Und kennst du eine möglich, wie man die einzelnen Zellen in Listview editieren kann bevor man die Daten wegschreibt?

Gruß
jagga007


----------



## Zvoni (26. Juni 2013)

Die erste Spalte in einem Listview ist das ListItem selbst, ergo einfach die Text-Eigenschaft.
Alle folgenden Spalten (also ab Spalte 2) sind SubItems beginnend mit 1.
Die haben kein text, weil die SubItems selbst schon als String definiert sind.

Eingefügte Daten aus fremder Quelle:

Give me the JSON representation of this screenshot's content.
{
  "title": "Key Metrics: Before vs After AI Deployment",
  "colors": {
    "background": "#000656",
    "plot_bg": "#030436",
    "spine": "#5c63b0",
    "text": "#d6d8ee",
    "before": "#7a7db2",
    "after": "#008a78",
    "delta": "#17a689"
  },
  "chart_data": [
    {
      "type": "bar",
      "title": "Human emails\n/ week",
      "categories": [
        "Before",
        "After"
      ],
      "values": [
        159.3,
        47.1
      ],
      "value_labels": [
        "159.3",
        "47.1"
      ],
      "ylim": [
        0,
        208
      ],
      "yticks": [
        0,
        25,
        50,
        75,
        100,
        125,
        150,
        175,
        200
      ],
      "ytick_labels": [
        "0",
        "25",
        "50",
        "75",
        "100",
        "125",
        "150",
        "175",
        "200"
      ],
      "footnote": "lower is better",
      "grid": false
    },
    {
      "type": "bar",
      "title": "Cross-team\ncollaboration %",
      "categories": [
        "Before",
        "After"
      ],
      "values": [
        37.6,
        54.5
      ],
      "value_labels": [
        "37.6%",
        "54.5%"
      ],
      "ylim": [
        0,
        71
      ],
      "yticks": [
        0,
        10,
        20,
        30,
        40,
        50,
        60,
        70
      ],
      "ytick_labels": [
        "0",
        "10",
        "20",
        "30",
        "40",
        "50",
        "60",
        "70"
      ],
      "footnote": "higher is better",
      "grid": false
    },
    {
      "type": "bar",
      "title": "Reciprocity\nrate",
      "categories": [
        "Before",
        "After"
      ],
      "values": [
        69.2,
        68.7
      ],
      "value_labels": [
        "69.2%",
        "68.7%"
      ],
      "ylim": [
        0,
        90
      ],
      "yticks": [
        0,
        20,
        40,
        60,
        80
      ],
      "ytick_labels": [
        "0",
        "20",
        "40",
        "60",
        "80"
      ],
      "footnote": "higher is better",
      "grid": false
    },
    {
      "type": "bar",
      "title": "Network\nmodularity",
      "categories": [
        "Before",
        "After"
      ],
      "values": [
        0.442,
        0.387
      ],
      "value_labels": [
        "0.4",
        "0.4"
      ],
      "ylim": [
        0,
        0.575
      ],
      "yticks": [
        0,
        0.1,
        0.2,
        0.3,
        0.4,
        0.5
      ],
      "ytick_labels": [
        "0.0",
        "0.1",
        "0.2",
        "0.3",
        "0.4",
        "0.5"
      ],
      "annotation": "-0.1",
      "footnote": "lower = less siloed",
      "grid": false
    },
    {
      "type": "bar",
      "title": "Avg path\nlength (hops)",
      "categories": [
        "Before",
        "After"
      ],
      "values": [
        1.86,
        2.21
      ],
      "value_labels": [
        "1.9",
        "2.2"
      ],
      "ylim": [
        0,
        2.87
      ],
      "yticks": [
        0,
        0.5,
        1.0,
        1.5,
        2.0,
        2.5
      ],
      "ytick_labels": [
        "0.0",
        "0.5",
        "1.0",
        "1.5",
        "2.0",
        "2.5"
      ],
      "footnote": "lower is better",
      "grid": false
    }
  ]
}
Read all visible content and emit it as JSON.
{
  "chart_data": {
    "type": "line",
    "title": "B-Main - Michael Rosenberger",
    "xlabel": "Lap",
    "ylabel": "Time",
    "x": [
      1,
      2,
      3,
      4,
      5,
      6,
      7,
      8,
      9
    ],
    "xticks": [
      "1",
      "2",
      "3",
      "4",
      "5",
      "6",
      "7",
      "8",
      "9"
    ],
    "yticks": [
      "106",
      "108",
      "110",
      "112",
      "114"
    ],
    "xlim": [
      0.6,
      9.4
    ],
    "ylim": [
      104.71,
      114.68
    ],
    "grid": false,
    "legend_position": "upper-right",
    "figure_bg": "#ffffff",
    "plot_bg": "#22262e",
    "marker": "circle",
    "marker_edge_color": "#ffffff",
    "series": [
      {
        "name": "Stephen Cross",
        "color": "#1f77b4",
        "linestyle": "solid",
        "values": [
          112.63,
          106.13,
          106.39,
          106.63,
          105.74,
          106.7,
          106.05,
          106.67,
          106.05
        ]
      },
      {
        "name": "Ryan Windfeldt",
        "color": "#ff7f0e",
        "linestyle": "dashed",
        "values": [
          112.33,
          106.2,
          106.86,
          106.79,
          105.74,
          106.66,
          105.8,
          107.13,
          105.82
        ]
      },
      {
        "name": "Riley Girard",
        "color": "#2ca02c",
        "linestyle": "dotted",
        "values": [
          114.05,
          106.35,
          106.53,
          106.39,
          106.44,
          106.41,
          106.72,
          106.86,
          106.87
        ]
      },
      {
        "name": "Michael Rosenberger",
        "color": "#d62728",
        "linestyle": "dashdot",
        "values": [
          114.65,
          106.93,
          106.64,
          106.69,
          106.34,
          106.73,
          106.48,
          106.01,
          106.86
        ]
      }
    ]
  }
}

In einem Listview kannst du nur die Felder in der ersten Spalte editieren. Willst du die anderen Felder editieren, musst du entweder per separate Textfelder arbeiten, oder ein anderes Grid-Control verwenden


----------



## jagga007 (26. Juni 2013)

Das hab ich nun selbst auch gelesen. Vieleicht kannst du mir ja sagen, was hier am sinnvollsten wäre?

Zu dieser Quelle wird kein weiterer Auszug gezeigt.